I'm still mulling over the arguments in favor of and against Measure 3-401, Clackamas County's vote-by-rail citizen initiative, as well as the larger policy effects of the underlying issue, including in particular the tie-in with the county's land use policies.
One of the arguments in opposition struck me as not well thought out. Five of the eight Voter's Pamphlet arguments in opposition state that if Measure 3-401 passes, county emergency services (police and fire) could not respond to an accident on a rail track without first getting approval from the voters, apparently because (in their view) putting out a fire on a rail track or taking an injured passenger to the hospital would be "financing, designing, construction, or operation" of a rail system.
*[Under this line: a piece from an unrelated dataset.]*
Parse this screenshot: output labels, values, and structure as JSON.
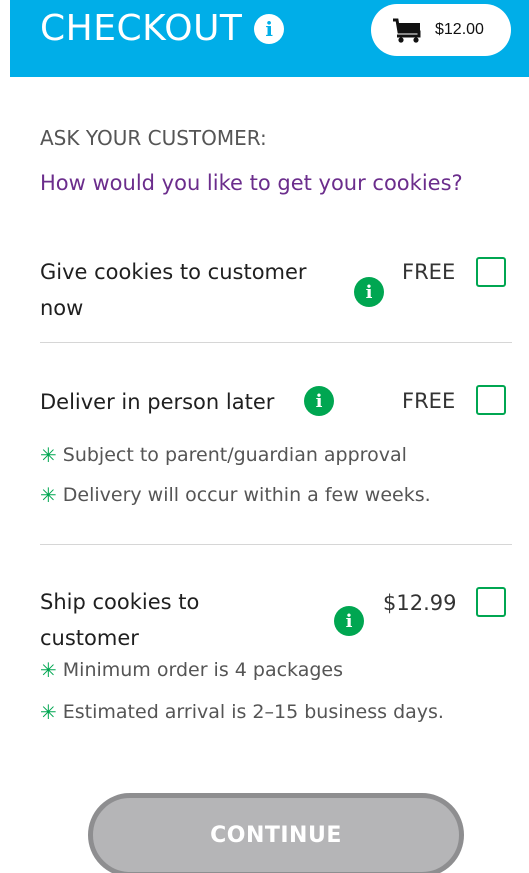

One of the opposing arguments, furnished by Eleanore Hunter of Positively Clackamas, implies that the county would need to hold an election before it could paint a crosswalk.
This argument reminds me of the famous argument against the Equal Rights Amendment, that if it is adopted then public facilities would have to convert their restrooms to unisex bathrooms. It was one of a parade of horribles that opponents raised.
The argument that the county won't be able to put out fires on a rail track is equally false, as we can see by analogy. The county can't lawfully go into the banking business because it doesn't have a banking charter, but it can still chase bank robbers and put out bank fires without begging the permission of the Federal Deposit Insurance Corporation.